Ia juga mengungkap lemahnya posisi pemerintah daerah dalam menagih kewajiban perusahaan tambang. Ada tiga sektor kontribusi yang seharusnya masuk ke daerah: bahan bakar, air permukaan, dan kendaraan berpelat lokal.
“Kalau semua membayar, kami bisa dapat Rp1 triliun. Tapi kenyataannya, apa kekuatan saya untuk memaksa mereka membayar? Karena kewenangan kami tidak ada,” ucapnya getir.
Pernyataan itu langsung disambar Bahlil Lahadalia. Dengan nada keras, Menteri ESDM menantang Gubernur Sultra untuk menyerahkan data perusahaan yang menunggak kewajiban ke daerah.

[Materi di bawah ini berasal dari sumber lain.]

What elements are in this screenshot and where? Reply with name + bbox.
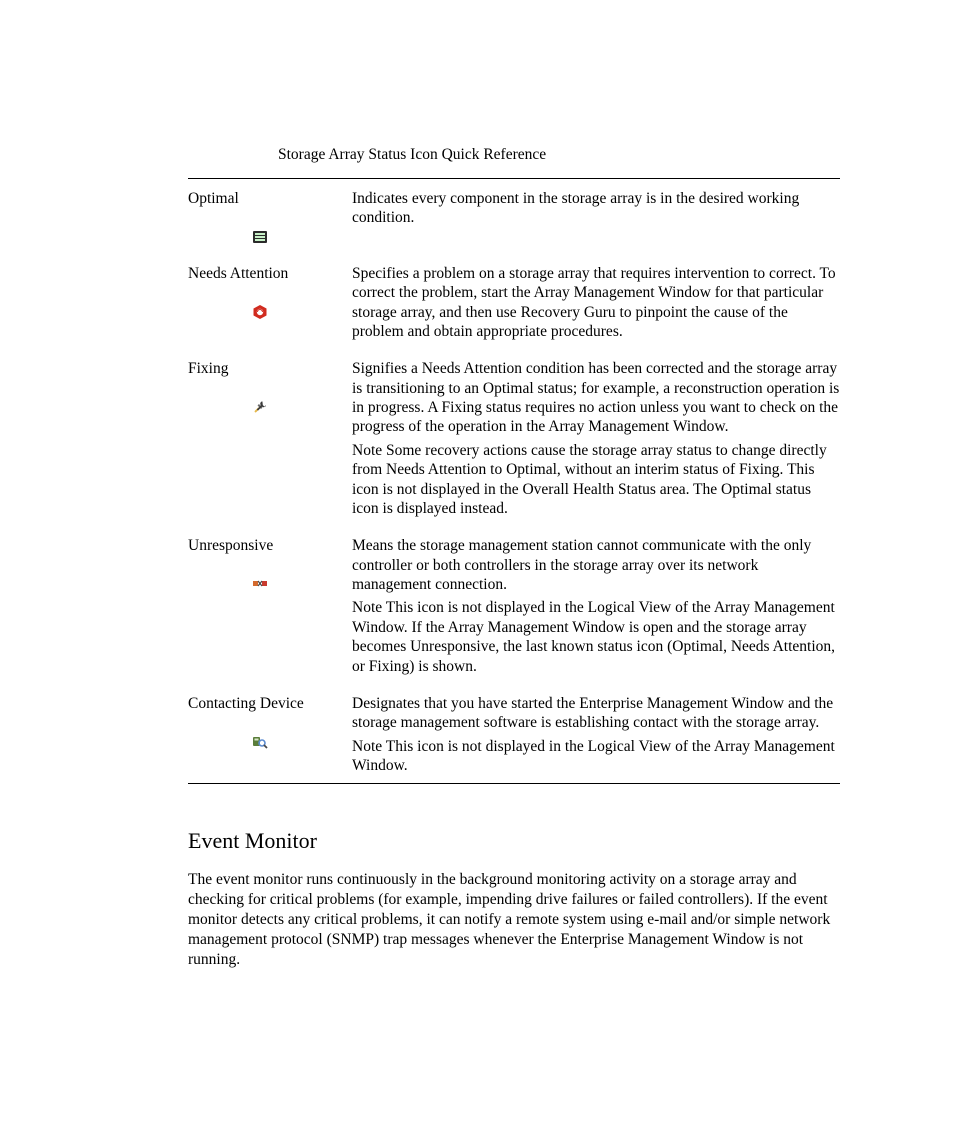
status-label: Needs Attention xyxy=(188,264,352,283)
table-row: Unresponsive Means the storage managemen… xyxy=(188,526,840,684)
fixing-icon xyxy=(188,397,352,416)
status-description-note: Note Some recovery actions cause the sto… xyxy=(352,441,840,519)
section-heading: Event Monitor xyxy=(188,828,840,854)
status-description: Indicates every component in the storage… xyxy=(352,189,840,228)
table-row: Needs Attention Specifies a problem on a… xyxy=(188,254,840,350)
table-caption: Storage Array Status Icon Quick Referenc… xyxy=(278,146,840,164)
status-label: Fixing xyxy=(188,359,352,378)
status-label: Unresponsive xyxy=(188,536,352,555)
status-label: Contacting Device xyxy=(188,694,352,713)
status-icon-table: Optimal Indicates every component in the… xyxy=(188,179,840,783)
needs-attention-icon xyxy=(188,301,352,320)
contacting-device-icon xyxy=(188,731,352,750)
status-description-note: Note This icon is not displayed in the L… xyxy=(352,737,840,776)
status-description: Designates that you have started the Ent… xyxy=(352,694,840,733)
table-row: Optimal Indicates every component in the… xyxy=(188,179,840,254)
table-row: Contacting Device Designates that you ha… xyxy=(188,684,840,784)
unresponsive-icon xyxy=(188,574,352,593)
document-page: Storage Array Status Icon Quick Referenc… xyxy=(0,0,954,1145)
status-description: Specifies a problem on a storage array t… xyxy=(352,264,840,342)
section-body: The event monitor runs continuously in t… xyxy=(188,870,840,969)
status-description-note: Note This icon is not displayed in the L… xyxy=(352,598,840,676)
status-label: Optimal xyxy=(188,189,352,208)
status-description: Means the storage management station can… xyxy=(352,536,840,594)
optimal-icon xyxy=(188,226,352,245)
table-row: Fixing Signifies a Needs Attention condi… xyxy=(188,349,840,526)
status-description: Signifies a Needs Attention condition ha… xyxy=(352,359,840,437)
table-bottom-rule xyxy=(188,783,840,784)
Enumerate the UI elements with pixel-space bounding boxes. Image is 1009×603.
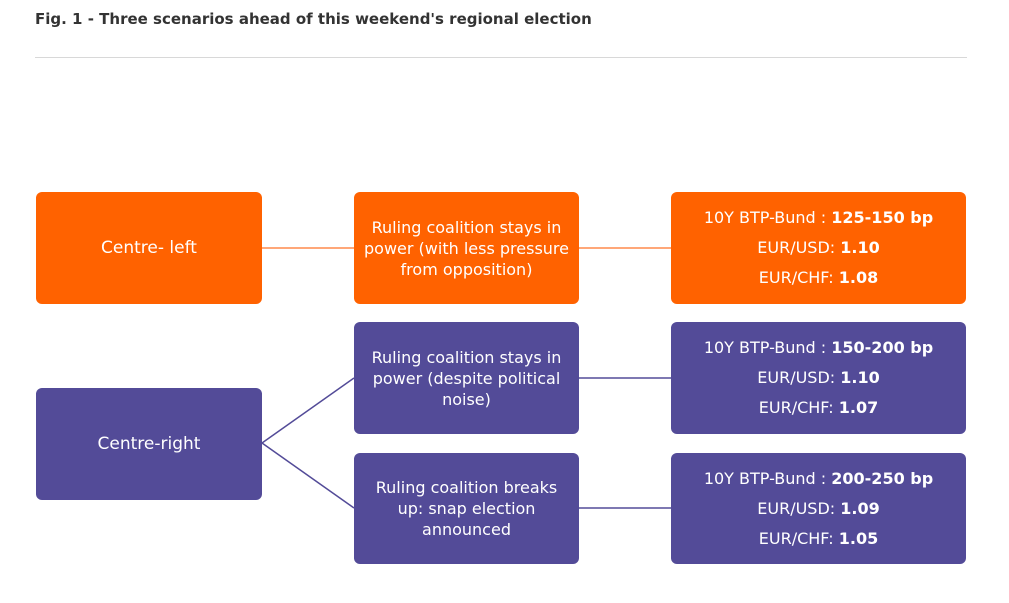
node-centre-left: Centre- left — [36, 192, 262, 304]
node-centre-left-label: Centre- left — [101, 238, 197, 258]
scenario-2-line-3: noise) — [442, 389, 491, 409]
node-centre-right: Centre-right — [36, 388, 262, 500]
outcome-1-row-eurusd: EUR/USD: 1.10 — [757, 233, 879, 263]
scenario-2: Ruling coalition stays in power (despite… — [354, 322, 579, 434]
outcome-3-row-eurchf: EUR/CHF: 1.05 — [759, 524, 878, 554]
outcome-1-row-spread: 10Y BTP-Bund : 125-150 bp — [704, 203, 933, 233]
scenario-1: Ruling coalition stays in power (with le… — [354, 192, 579, 304]
outcome-2-row-eurchf: EUR/CHF: 1.07 — [759, 393, 878, 423]
outcome-2-spread-value: 150-200 bp — [831, 338, 934, 357]
scenario-1-line-2: power (with less pressure — [364, 238, 569, 258]
outcome-2-eurchf-value: 1.07 — [838, 398, 879, 417]
node-centre-right-label: Centre-right — [97, 434, 201, 454]
outcome-3-row-eurusd: EUR/USD: 1.09 — [757, 494, 879, 524]
figure-title: Fig. 1 - Three scenarios ahead of this w… — [35, 10, 592, 28]
scenario-3: Ruling coalition breaks up: snap electio… — [354, 453, 579, 564]
outcome-3-eurusd-value: 1.09 — [840, 498, 880, 518]
outcome-1-eurusd-value: 1.10 — [840, 238, 880, 257]
outcome-2-spread-label: 10Y BTP-Bund : — [703, 338, 832, 357]
outcome-2-row-eurusd: EUR/USD: 1.10 — [757, 363, 879, 393]
title-divider — [35, 57, 967, 58]
outcome-2-eurusd-value: 1.10 — [840, 368, 880, 387]
outcome-1: 10Y BTP-Bund : 125-150 bp EUR/USD: 1.10 … — [671, 192, 966, 304]
outcome-3-row-spread: 10Y BTP-Bund : 200-250 bp — [704, 464, 933, 494]
outcome-3: 10Y BTP-Bund : 200-250 bp EUR/USD: 1.09 … — [671, 453, 966, 564]
outcome-1-eurchf-value: 1.08 — [838, 268, 879, 287]
scenario-3-line-1: Ruling coalition breaks — [375, 478, 558, 497]
outcome-2-eurchf-label: EUR/CHF: — [758, 398, 839, 417]
outcome-3-eurchf-label: EUR/CHF: — [758, 528, 839, 548]
outcome-2: 10Y BTP-Bund : 150-200 bp EUR/USD: 1.10 … — [671, 322, 966, 434]
scenario-2-line-2: power (despite political — [372, 368, 561, 388]
outcome-3-eurusd-label: EUR/USD: — [757, 498, 841, 518]
outcome-3-spread-label: 10Y BTP-Bund : — [703, 468, 832, 488]
outcome-3-eurchf-value: 1.05 — [838, 528, 879, 548]
scenario-1-line-3: from opposition) — [400, 259, 533, 279]
outcome-1-spread-label: 10Y BTP-Bund : — [703, 208, 832, 227]
outcome-3-spread-value: 200-250 bp — [831, 468, 934, 488]
scenario-3-line-2: up: snap election — [397, 499, 536, 518]
outcome-2-row-spread: 10Y BTP-Bund : 150-200 bp — [704, 333, 933, 363]
connector-centre-right-to-scenario-3 — [261, 442, 355, 509]
scenario-3-line-3: announced — [422, 520, 511, 539]
scenario-1-line-1: Ruling coalition stays in — [371, 217, 562, 237]
connector-centre-right-to-scenario-2 — [261, 377, 355, 444]
scenario-2-line-1: Ruling coalition stays in — [371, 347, 562, 367]
outcome-1-eurchf-label: EUR/CHF: — [758, 268, 839, 287]
outcome-1-spread-value: 125-150 bp — [831, 208, 934, 227]
outcome-1-eurusd-label: EUR/USD: — [757, 238, 841, 257]
outcome-1-row-eurchf: EUR/CHF: 1.08 — [759, 263, 878, 293]
outcome-2-eurusd-label: EUR/USD: — [757, 368, 841, 387]
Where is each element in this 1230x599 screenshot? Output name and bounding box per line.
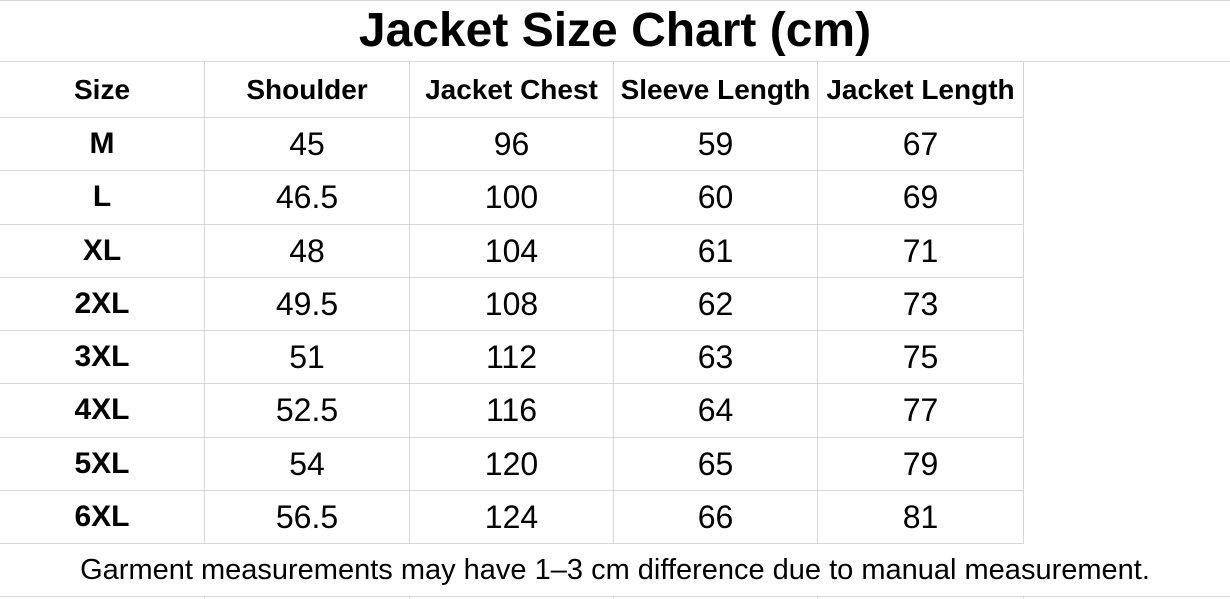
chart-title: Jacket Size Chart (cm) [0, 0, 1230, 62]
empty-cell [205, 597, 410, 599]
jacket-chest-cell: 100 [410, 171, 614, 225]
shoulder-cell: 45 [205, 118, 410, 172]
shoulder-cell: 54 [205, 437, 410, 491]
sleeve-length-cell: 66 [614, 490, 818, 544]
header-jacket-length: Jacket Length [818, 62, 1024, 118]
jacket-length-cell: 67 [818, 118, 1024, 172]
jacket-length-cell: 77 [818, 384, 1024, 438]
sleeve-length-cell: 60 [614, 171, 818, 225]
header-shoulder: Shoulder [205, 62, 410, 118]
sleeve-length-cell: 64 [614, 384, 818, 438]
sleeve-length-cell: 62 [614, 277, 818, 331]
size-cell: 6XL [0, 490, 205, 544]
jacket-length-cell: 81 [818, 490, 1024, 544]
shoulder-cell: 49.5 [205, 277, 410, 331]
size-table: Size Shoulder Jacket Chest Sleeve Length… [0, 62, 1024, 544]
header-sleeve-length: Sleeve Length [614, 62, 818, 118]
shoulder-cell: 56.5 [205, 490, 410, 544]
table-row: 3XL 51 112 63 75 [0, 331, 1024, 385]
table-row: 5XL 54 120 65 79 [0, 437, 1024, 491]
jacket-length-cell: 71 [818, 224, 1024, 278]
jacket-length-cell: 79 [818, 437, 1024, 491]
size-cell: 5XL [0, 437, 205, 491]
sleeve-length-cell: 63 [614, 331, 818, 385]
table-row: 2XL 49.5 108 62 73 [0, 277, 1024, 331]
shoulder-cell: 51 [205, 331, 410, 385]
empty-cell [410, 597, 614, 599]
jacket-chest-cell: 108 [410, 277, 614, 331]
size-cell: XL [0, 224, 205, 278]
sleeve-length-cell: 65 [614, 437, 818, 491]
table-header-row: Size Shoulder Jacket Chest Sleeve Length… [0, 62, 1024, 118]
shoulder-cell: 48 [205, 224, 410, 278]
jacket-chest-cell: 124 [410, 490, 614, 544]
empty-cell [614, 597, 818, 599]
size-cell: 2XL [0, 277, 205, 331]
table-row: M 45 96 59 67 [0, 118, 1024, 172]
size-cell: L [0, 171, 205, 225]
jacket-chest-cell: 116 [410, 384, 614, 438]
sleeve-length-cell: 59 [614, 118, 818, 172]
jacket-length-cell: 73 [818, 277, 1024, 331]
table-row: L 46.5 100 60 69 [0, 171, 1024, 225]
shoulder-cell: 46.5 [205, 171, 410, 225]
jacket-chest-cell: 96 [410, 118, 614, 172]
table-row: XL 48 104 61 71 [0, 224, 1024, 278]
empty-cell [0, 597, 205, 599]
measurement-note: Garment measurements may have 1–3 cm dif… [0, 544, 1230, 597]
size-cell: 4XL [0, 384, 205, 438]
size-cell: M [0, 118, 205, 172]
table-row: 4XL 52.5 116 64 77 [0, 384, 1024, 438]
table-row: 6XL 56.5 124 66 81 [0, 490, 1024, 544]
size-cell: 3XL [0, 331, 205, 385]
header-jacket-chest: Jacket Chest [410, 62, 614, 118]
next-row-sliver [0, 597, 1024, 599]
jacket-chest-cell: 104 [410, 224, 614, 278]
jacket-chest-cell: 112 [410, 331, 614, 385]
jacket-length-cell: 75 [818, 331, 1024, 385]
jacket-chest-cell: 120 [410, 437, 614, 491]
shoulder-cell: 52.5 [205, 384, 410, 438]
jacket-length-cell: 69 [818, 171, 1024, 225]
sleeve-length-cell: 61 [614, 224, 818, 278]
empty-cell [818, 597, 1024, 599]
header-size: Size [0, 62, 205, 118]
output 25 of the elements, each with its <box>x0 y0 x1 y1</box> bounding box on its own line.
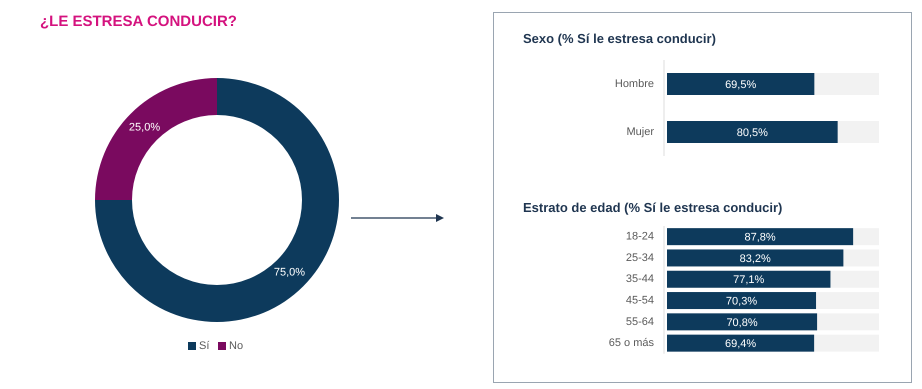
data-label: 80,5% <box>736 126 768 139</box>
data-label: 83,2% <box>740 252 771 265</box>
data-label: 70,3% <box>726 295 758 308</box>
donut-slice <box>95 78 339 322</box>
legend-label: Sí <box>199 340 210 352</box>
data-label: 69,4% <box>724 338 756 350</box>
y-tick-label: 55-64 <box>626 316 654 328</box>
chart-title: Sexo (% Sí le estresa conducir) <box>523 31 716 46</box>
data-label: 69,5% <box>725 78 756 91</box>
chart-title: ¿LE ESTRESA CONDUCIR? <box>40 13 237 30</box>
y-tick-label: Mujer <box>626 126 654 138</box>
data-label: 75,0% <box>274 266 306 278</box>
data-label: 77,1% <box>733 274 765 286</box>
y-tick-label: 65 o más <box>608 337 654 350</box>
y-tick-label: 45-54 <box>626 294 654 306</box>
y-tick-label: 18-24 <box>626 230 654 243</box>
data-label: 70,8% <box>726 316 758 329</box>
y-tick-label: Hombre <box>614 78 654 90</box>
data-label: 25,0% <box>128 121 160 134</box>
y-tick-label: 25-34 <box>626 252 654 264</box>
data-label: 87,8% <box>744 232 776 244</box>
donut-slice <box>95 78 217 200</box>
chart-title: Estrato de edad (% Sí le estresa conducir) <box>523 200 782 215</box>
y-tick-label: 35-44 <box>626 273 654 286</box>
legend-label: No <box>229 340 244 352</box>
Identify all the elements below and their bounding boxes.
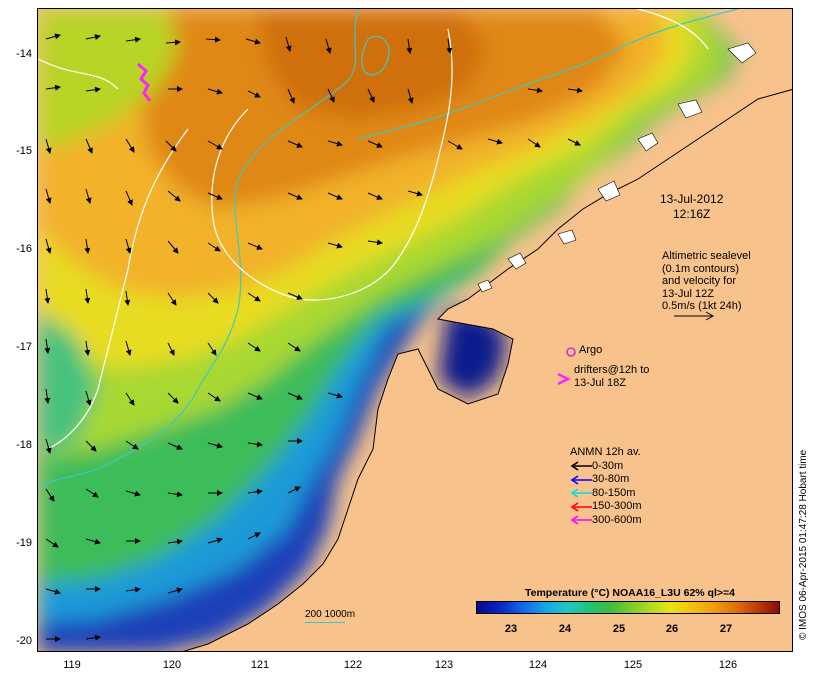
- contour-depth-label: 200 1000m: [305, 609, 356, 620]
- altimetry-line: and velocity for: [662, 275, 736, 287]
- drifters-label-line1: drifters@12h to: [574, 364, 650, 376]
- credit-text: © IMOS 06-Apr-2015 01:47:28 Hobart time: [798, 449, 809, 640]
- drifter-track: [137, 62, 152, 102]
- anmn-legend-item: 30-80m: [592, 473, 630, 486]
- lon-label: 120: [162, 659, 182, 671]
- altimetry-line: (0.1m contours): [662, 262, 740, 275]
- sst-map: [37, 8, 793, 652]
- anmn-legend-arrows: [570, 461, 592, 525]
- lon-label: 126: [718, 659, 738, 671]
- lon-label: 122: [343, 659, 363, 671]
- lon-label: 121: [250, 659, 270, 671]
- altimetry-line: 13-Jul 12Z: [662, 287, 714, 300]
- altimetry-line: Altimetric sealevel: [662, 250, 751, 262]
- anmn-legend-item: 0-30m: [592, 459, 624, 472]
- anmn-legend-item: 150-300m: [592, 500, 642, 513]
- colorbar-tick: 24: [558, 623, 572, 635]
- anmn-legend-item: 300-600m: [592, 513, 642, 526]
- time-line: 12:16Z: [673, 207, 711, 221]
- lat-label: -14: [16, 48, 32, 60]
- lat-label: -19: [16, 537, 32, 549]
- colorbar-tick: 25: [612, 623, 626, 635]
- lon-label: 119: [63, 659, 81, 671]
- archipelago-islands: [477, 42, 757, 293]
- lat-label: -15: [16, 145, 32, 157]
- drifter-legend-icon: [557, 372, 571, 386]
- contour-depth-line: [305, 622, 345, 623]
- altimetry-note: Altimetric sealevel (0.1m contours) and …: [662, 250, 751, 313]
- lon-label: 123: [434, 659, 454, 671]
- anmn-legend: ANMN 12h av. 0-30m 30-80m 80-150m 150-30…: [570, 446, 642, 528]
- sea-level-contours-white: [38, 9, 709, 450]
- temperature-colorbar: [476, 601, 780, 614]
- colorbar-tick: 26: [665, 623, 679, 635]
- image-timestamp: 13-Jul-2012 12:16Z: [660, 192, 723, 222]
- colorbar-title: Temperature (°C) NOAA16_L3U 62% ql>=4: [525, 587, 735, 599]
- lat-label: -20: [16, 635, 32, 647]
- argo-label: Argo: [579, 344, 603, 356]
- lon-label: 125: [623, 659, 643, 671]
- date-line: 13-Jul-2012: [660, 192, 724, 206]
- colorbar-tick: 27: [719, 623, 733, 635]
- argo-marker: [566, 347, 576, 357]
- drifters-label-line2: 13-Jul 18Z: [574, 377, 626, 389]
- anmn-legend-title: ANMN 12h av.: [570, 446, 641, 458]
- lat-label: -16: [16, 243, 32, 255]
- sea-surface-temperature-field: [38, 9, 738, 651]
- lon-label: 124: [528, 659, 548, 671]
- altimetry-line: 0.5m/s (1kt 24h): [662, 300, 742, 312]
- anmn-legend-item: 80-150m: [592, 486, 636, 499]
- velocity-arrows: [44, 33, 583, 642]
- colorbar-tick: 23: [504, 623, 518, 635]
- sst-map-canvas: [38, 9, 792, 651]
- lat-label: -17: [16, 341, 32, 353]
- lat-label: -18: [16, 439, 32, 451]
- sea-level-contours-cyan: [38, 9, 739, 490]
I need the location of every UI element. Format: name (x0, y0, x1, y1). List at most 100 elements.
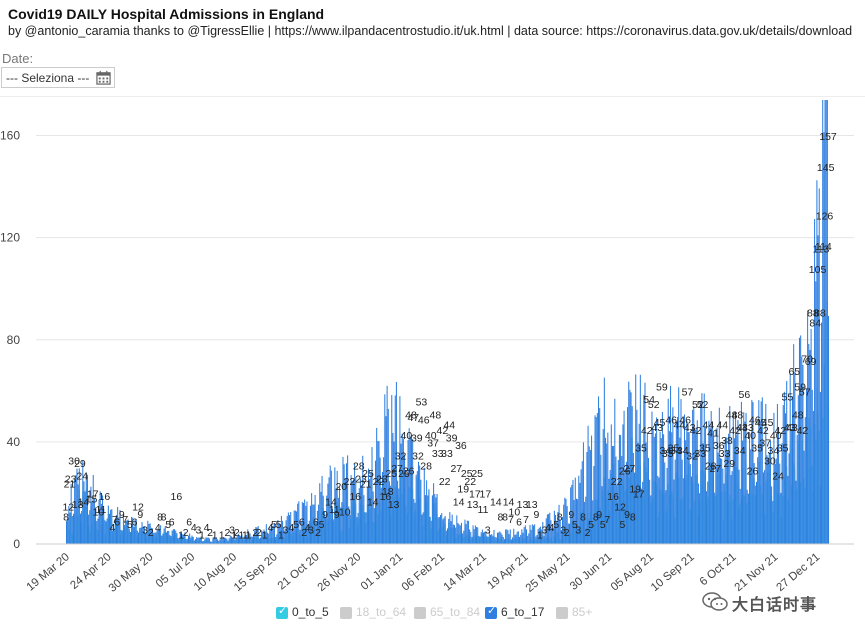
bar-6-to-17 (365, 512, 367, 544)
checkbox-icon[interactable] (340, 607, 352, 619)
bar-6-to-17 (419, 465, 421, 544)
data-label: 5 (600, 519, 606, 531)
bar-6-to-17 (627, 407, 629, 544)
calendar-icon[interactable] (96, 70, 111, 85)
data-label: 17 (469, 489, 481, 501)
bar-6-to-17 (791, 396, 794, 544)
bar-6-to-17 (442, 519, 444, 544)
bar-6-to-17 (723, 483, 725, 544)
bar-6-to-17 (139, 527, 141, 544)
bar-6-to-17 (555, 514, 557, 544)
bar-6-to-17 (744, 421, 746, 544)
bar-6-to-17 (793, 344, 795, 544)
bar-6-to-17 (460, 522, 462, 544)
bar-6-to-17 (259, 537, 262, 544)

“Mereka tidak tahu kalau Menteri ESDM itu dari mana, dong mungkin uji nyali. Saya janji untuk Pak Gub, bawa datanya, saya akan selesaikan dua bulan. Tiga triliun itu harus kita kembalikan ke daerah supaya uang itu dipakai untuk pembangunan di seluruh kabupaten di Sultra,” tegas Bahlil, disambut tepuk tangan peserta Musda.
Sehari berselang, Gubernur Andi Sumangerukka bergerak cepat. Senin (3/11), ia memimpin rombongan Pemprov Sultra ke Kementerian ESDM di Jakarta. Kunjungan itu diterima langsung oleh Bahlil Lahadalia, didampingi Dirjen Minerba Tri Winarno dan Dirjen Migas Laode Sulaiman.
Pertemuan tersebut membahas tindak lanjut janji Bahlil, termasuk penataan ulang sistem bagi hasil, pengawasan reklamasi tambang, hingga pengaliran listrik ke 50 desa di Sultra dalam rencana anggaran 2026 hingga 2027.
“Kita berharap, dengan potensi sumber daya alam pertambangan yang dimiliki Sultra, pendapatan asli daerah dapat dimaksimalkan sehingga membawa kesejahteraan bagi masyarakat kita,” ujar Andi usai pertemuan di Jakarta.